KRMB notifies working manual

The board, as per the working manual, can refer to the Apex Council for its consideration on any matter that would require interpretation on regulations as well as matters that were not agreeable.

By Author   |   Published: 23rd Sep 2017   11:12 pm

Hyderabad: The Krishna River Management Board (KRMB) has extended its role to maintenance of dams, reservoirs, head works, regulation of projects falling in its jurisdiction.

Besides regulation of water supply from the projects, the board secretariat has shouldered the task of maintaining even the main canals of the common projects that cater to the needs of both Telangana and Andhra Pradesh.

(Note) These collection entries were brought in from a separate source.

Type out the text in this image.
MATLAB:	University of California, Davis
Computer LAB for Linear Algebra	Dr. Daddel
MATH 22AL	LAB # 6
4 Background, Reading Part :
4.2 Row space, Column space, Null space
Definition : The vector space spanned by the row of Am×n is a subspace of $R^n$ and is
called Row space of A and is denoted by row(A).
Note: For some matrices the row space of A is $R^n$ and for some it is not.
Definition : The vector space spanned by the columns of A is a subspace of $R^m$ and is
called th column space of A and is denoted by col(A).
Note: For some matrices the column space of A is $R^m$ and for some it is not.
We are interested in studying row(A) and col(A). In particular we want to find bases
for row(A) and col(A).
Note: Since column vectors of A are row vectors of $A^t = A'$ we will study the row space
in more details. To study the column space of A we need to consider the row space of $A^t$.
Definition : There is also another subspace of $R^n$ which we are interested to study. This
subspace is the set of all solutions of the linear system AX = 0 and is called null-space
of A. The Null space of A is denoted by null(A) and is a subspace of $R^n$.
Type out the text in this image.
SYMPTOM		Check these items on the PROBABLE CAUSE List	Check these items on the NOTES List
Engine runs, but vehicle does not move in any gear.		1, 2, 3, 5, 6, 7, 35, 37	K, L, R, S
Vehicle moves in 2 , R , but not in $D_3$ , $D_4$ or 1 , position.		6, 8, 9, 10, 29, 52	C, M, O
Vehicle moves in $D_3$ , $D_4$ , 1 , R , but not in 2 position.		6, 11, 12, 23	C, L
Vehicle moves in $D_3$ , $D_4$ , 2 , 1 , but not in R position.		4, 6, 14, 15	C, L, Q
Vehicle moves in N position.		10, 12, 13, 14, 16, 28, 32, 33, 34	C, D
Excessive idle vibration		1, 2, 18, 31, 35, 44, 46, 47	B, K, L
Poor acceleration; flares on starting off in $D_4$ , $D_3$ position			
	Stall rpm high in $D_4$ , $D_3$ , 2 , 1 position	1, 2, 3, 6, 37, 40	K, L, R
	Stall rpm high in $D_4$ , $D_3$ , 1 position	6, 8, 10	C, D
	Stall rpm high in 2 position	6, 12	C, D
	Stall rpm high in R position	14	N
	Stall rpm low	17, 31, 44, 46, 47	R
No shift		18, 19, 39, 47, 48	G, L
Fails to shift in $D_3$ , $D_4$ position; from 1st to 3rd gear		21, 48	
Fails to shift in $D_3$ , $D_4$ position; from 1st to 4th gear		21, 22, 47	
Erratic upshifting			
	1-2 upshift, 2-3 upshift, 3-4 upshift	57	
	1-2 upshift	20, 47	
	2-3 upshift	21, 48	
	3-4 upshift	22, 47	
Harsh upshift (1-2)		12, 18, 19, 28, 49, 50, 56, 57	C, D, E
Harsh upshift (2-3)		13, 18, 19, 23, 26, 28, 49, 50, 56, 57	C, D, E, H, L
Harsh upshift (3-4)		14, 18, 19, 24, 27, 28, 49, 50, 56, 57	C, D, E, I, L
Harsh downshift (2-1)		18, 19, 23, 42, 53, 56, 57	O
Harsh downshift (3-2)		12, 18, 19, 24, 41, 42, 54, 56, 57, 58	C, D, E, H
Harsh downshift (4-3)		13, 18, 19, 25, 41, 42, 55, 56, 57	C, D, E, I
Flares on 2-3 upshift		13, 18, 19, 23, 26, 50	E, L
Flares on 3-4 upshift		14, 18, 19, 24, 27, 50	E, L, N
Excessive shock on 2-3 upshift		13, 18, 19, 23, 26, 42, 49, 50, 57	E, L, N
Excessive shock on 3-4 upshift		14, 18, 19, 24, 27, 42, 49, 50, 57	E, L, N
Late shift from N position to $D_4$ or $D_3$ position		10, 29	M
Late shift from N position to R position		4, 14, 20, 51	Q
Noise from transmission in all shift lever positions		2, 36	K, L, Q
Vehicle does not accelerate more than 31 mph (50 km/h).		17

The new responsibilities sought to be shouldered by the board are aimed at relieving the two States of their operative control over Nagarjunasagar and Srisailam projects respectively.

There was considerable discussion on the issue even in the last meeting held at Vijayawada.

The Irrigation authorities representing Telangana had their own reservations on the issue while AP was keen on passing over the responsibility to the board.

The Board also decided to continue the mutually agreed adhoc working arrangement for the purpose of regulation of water supply till a new arrangement between the two States or awards by Tribunals concerned were notified.

Implementation of recommendations on dam safety, flood monitoring and disaster management were among the joint responsibilities entrusted to the board as well as the State governments.

The board, as per the working manual, can refer to the Apex Council for its consideration on any matter that would require interpretation on regulations as well as matters that were not agreeable. Besides this, either of the State governments can refer any matter for consideration of the Apex Council. In case of need, the board may seek the intervention of Central and State paramilitary force.

The board made it clear in the manual that in the event of a conflicting demand of water for irrigation and drinking water, requirement for drinking water would take precedence. In the event of a conflicting demand for irrigation and power needs, the requirement of water for irrigation needs shall take precedence, asserted the board.